After many conversations with God about adoption, I still had no clue of where to adopt from. There are so many options. After doing research, I learned that there are nearly 163 million orphans world wide! Can you believe that? So many children who cry out for a mom and dad. Proverbs 19:22 says, "What a man desires is unfailing love." We are hungry for love that we can count on.
Why wouldn't we reach out to a child in the United States? There are plenty of orphans in the United States that need a loving family. We wouldn't have to travel. The cost could be less. But I kept thinking, we have a system here that takes care of those who need help. We have a foster care system. As an American, I am so blessed to live in a place that cares for the those who cannot care for themselves. I serve my local community and have seen the needs first hand. I have experienced American poverty and know the joy of God meeting my needs. I am so grateful that God worked thru my neighbors, family and friends when I needed that support.
I read more. I read about the many orphans in China, India and Africa. I read about mission trips to support orphanages and learned that some of the trips purpose was to simply hold and care for orphans. This just blows my mind! Then I saw this video and my world was changed.
http://vimeo.com/31278931
I could not wrap my mind around the fact that human beings live at the trash dump to survive. Their friends, family and neighbors cannot help because they are in the same bleak situation. I believe that this is where God wants us to go because of the degree of need in Ethiopia. I know that God has a good plan for each of our lives. Part of His plan for our life is to adopt a little boy from Ethiopia. We have requested a boy between the ages of 5 and 11.

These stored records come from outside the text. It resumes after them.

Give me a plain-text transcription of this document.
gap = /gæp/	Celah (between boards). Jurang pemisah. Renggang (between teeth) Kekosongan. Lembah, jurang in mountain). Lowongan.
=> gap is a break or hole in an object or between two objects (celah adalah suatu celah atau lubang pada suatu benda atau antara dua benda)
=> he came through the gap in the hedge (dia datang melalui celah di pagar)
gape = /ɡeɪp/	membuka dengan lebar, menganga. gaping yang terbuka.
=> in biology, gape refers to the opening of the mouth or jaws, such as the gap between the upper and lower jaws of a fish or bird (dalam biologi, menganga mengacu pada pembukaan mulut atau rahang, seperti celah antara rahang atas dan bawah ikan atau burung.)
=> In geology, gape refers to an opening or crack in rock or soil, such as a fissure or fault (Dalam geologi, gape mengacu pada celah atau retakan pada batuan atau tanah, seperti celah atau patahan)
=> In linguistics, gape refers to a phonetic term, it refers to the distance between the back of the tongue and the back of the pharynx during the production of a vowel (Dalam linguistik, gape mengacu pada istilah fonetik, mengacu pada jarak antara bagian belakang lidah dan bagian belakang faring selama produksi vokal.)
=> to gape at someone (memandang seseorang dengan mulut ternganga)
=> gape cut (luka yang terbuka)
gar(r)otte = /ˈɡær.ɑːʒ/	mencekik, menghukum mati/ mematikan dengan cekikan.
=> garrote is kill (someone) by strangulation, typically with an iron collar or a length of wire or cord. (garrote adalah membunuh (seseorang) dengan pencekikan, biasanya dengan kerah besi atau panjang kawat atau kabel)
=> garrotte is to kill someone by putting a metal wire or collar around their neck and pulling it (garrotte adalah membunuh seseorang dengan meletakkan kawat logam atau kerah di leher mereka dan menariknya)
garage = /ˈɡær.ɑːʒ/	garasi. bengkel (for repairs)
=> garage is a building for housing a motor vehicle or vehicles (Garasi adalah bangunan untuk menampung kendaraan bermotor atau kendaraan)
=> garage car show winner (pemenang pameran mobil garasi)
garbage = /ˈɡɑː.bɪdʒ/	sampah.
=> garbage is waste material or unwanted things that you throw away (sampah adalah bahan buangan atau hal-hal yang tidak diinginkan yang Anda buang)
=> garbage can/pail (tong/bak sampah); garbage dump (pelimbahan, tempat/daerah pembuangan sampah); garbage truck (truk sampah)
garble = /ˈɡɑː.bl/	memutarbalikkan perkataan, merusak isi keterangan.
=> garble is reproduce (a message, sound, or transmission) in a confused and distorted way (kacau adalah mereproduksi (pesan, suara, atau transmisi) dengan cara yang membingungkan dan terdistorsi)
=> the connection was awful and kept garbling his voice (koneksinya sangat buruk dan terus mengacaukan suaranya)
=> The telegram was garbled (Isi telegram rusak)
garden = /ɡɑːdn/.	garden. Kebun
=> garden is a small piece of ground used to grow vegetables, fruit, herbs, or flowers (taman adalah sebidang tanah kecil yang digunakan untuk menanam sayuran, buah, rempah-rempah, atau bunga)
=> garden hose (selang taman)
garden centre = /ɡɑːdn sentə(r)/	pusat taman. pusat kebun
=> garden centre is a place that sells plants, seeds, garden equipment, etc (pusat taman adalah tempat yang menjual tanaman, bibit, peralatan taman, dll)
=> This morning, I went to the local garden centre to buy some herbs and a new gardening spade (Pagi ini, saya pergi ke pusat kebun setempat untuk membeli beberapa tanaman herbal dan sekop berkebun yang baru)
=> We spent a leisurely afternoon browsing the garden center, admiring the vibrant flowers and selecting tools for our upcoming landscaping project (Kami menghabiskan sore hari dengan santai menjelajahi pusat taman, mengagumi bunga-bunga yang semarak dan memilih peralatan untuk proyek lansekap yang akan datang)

So why the Blog name, "Running to Africa"? I love running. Please understand that I have not always enjoyed running. In fact, in high school I did whatever I could do to get out of running. I may have even made up some story that I had sports induced asthma to get out of running. It was not until I was in my late twenties that I realized I needed some physical outlet. Some crazy friends introduced me to running. It still took some getting used to. Then my world came crashing down. I faced a huge family transition with my husband's return after a long military deployment. I received a promotion at work which turned out to be high stress. I put a lot of pressure on myself to succeed in this new role. Then, I was involved with a big "falling out" with some very close friends. My heart was broken. I lost my will to carry on. I wanted to end my life.
I thank God that He surrounded me with loving friends and family. I am grateful that I knew the signs of depression and what to do to get help. That does not mean that the road traveled was easy. It was dirty and difficult. But God brought me through it. He brought healing and restoration. The best treasure He gave me in bondage was running. I signed up for a half marathon with a dear friend. Running brought healing and joy. It is a big stress reliever and I have the added bonus of making so many good friends who share the passion of running. So, how can I use running to glorify God?
What if I use running to raise money, awareness and support for Africa? What a great idea!? I thought that it might be a neat idea to run as many miles as it is from Utah to Ethiopia. The closest measurement I can find is 8,190 miles. Wow! Okay, that is a lot of miles. I am not putting anything close to 8,000 miles in a year, or even two years. But, I know some other people who love running. Maybe I could even include some biking miles, right? I am currently dreaming about how to put it all together. I can't wait to see how it works out.
On the other hand, there is the spiritual aspect. For years I have dug my feet in and disobeyed God's direction for adoption. Now I trust God. Now I am running to Africa and adoption.
While I run I dream about our son to be. What he is like. Who is friends are. I pray for him. I pray for God to keep him safe. I pray that he will know that he is loved. I pray that God will prepare me and Brad to be parents to two children. I pray that God will prepare Tyler to have a brother. I pray that God will prepare us all to be a family.